I stopped on a page from my junior year. The picture staring back at me was of my friends, Kim, Melissa, Jamie, and Jen. I’m in the back. There we are, maybe all of 17 years old and seemingly happy. Who knew that two out of five wouldn’t make it to the possibility of a 15 year reunion?

Kim, Jamie and I are the lucky ones. We are the ones who have made it this far, able to watch our children as they grow up in a world full of possibilities. Unfortunately, those possibilities are what got Jen and Melissa into trouble. Drugs were the main culprit and the inability to stop the devious hold they had on their lives.

Seven years ago, Jen and her older brother Jeremy were murdered on the same September night by her drug dealer boyfriend. It may have been domestic in nature but it was due to drug abuse. Her father believed drugs were the reason she stayed in the volatile relationship, why she kept going back to him.

Just this year Melissa overdosed. She had been estranged from her family and friends for years, living out of state and away from prying eyes. They tried over and over to reach out to her, to get her the help she desperately needed but she was in too deep. She wasn’t the same sweet girl she had once been.

In the town we all grew up in, population 6,700, drugs are readily available. Just like any town or city, they find their way in and they wreak havoc. Children are far more likely to try drugs if their parents or older siblings do them. It may even start as a legitimate and legal situation. An accident occurs and you are prescribed a pain killer by your doctor. Maybe you start taking more than prescribed and it escalates from there, you might even think you have it under control.

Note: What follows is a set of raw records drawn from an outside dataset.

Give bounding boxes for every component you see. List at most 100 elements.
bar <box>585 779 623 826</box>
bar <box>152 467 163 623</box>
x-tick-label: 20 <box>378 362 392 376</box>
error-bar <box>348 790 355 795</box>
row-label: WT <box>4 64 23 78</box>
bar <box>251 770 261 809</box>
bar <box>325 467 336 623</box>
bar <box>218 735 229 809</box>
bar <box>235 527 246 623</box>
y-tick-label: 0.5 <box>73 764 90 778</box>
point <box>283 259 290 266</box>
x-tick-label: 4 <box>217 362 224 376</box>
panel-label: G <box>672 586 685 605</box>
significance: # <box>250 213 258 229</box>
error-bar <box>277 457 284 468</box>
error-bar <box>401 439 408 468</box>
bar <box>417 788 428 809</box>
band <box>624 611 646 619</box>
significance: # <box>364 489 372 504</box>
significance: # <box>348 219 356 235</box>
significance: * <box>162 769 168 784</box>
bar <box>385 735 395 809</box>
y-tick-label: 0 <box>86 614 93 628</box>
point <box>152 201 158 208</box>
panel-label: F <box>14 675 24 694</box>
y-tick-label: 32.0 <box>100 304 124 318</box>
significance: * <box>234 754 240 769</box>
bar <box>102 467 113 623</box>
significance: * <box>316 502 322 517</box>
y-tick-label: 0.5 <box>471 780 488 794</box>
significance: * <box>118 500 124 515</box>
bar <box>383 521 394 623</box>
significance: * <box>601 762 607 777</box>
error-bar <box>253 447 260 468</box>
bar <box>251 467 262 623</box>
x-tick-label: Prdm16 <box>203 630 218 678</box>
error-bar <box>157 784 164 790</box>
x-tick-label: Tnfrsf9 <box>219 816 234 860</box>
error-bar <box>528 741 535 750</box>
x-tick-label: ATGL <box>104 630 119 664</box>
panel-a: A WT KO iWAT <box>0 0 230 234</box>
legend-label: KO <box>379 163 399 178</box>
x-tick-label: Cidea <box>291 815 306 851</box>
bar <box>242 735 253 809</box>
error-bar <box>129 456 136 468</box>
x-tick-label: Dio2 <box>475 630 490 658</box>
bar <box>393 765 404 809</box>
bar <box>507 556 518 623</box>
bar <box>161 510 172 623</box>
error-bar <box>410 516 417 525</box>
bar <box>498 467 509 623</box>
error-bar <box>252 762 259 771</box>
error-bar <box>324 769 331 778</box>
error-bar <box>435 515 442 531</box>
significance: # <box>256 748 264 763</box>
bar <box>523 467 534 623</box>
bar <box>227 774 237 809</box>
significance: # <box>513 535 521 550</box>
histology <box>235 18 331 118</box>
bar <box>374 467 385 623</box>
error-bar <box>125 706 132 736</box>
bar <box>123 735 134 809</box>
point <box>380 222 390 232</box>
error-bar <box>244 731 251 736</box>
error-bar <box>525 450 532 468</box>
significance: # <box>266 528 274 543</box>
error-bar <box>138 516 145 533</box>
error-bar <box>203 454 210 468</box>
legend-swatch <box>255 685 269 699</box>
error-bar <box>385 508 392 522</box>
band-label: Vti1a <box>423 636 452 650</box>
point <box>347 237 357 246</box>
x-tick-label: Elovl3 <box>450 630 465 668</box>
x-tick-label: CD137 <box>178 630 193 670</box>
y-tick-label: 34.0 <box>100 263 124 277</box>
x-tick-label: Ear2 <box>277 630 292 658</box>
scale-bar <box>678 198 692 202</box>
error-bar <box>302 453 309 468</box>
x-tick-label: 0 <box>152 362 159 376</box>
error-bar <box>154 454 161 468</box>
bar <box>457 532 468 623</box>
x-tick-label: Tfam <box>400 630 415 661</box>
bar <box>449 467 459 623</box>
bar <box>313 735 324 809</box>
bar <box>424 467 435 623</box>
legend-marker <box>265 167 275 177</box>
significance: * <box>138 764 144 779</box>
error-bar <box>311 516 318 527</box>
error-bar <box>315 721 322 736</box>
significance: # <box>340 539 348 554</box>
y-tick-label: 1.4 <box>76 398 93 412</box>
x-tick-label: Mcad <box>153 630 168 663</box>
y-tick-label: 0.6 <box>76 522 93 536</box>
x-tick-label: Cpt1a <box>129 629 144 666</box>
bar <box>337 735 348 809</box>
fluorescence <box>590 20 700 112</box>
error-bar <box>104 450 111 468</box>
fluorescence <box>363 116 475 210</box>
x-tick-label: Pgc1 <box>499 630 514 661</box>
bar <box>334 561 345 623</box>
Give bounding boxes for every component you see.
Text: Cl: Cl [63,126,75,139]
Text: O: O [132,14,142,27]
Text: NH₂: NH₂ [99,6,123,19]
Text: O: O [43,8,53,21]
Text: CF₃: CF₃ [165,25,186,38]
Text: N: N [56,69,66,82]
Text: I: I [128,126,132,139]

Drugs and alcohol aren’t discriminatory. They don’t care if you’re rich or poor, happy or sad, strong or weak willed, educated or not. Sometimes all it takes is being in the wrong place at the wrong time.

Whether it’s because of curiosity or peer pressure, the problem with experimenting is that you just don’t know the outcome. Will you be one of those people that get hooked right away? Will you be able to put it down?

Drug and alcohol abuse breed all kinds of unsavory behaviors and can get you into shocking situations. As someone who grew up in a household where drugs and alcohol were abused, I was a victim of that environment in more ways than one. Fortunately everything worked out for me but my life could have been very different.

If you know someone who is in trouble, please don’t give up on them. If you are the one who is in trouble, seek help. For the sake of your family, your children or your parents; for your own sake and for that of your future self, take back your life. It’s never too late.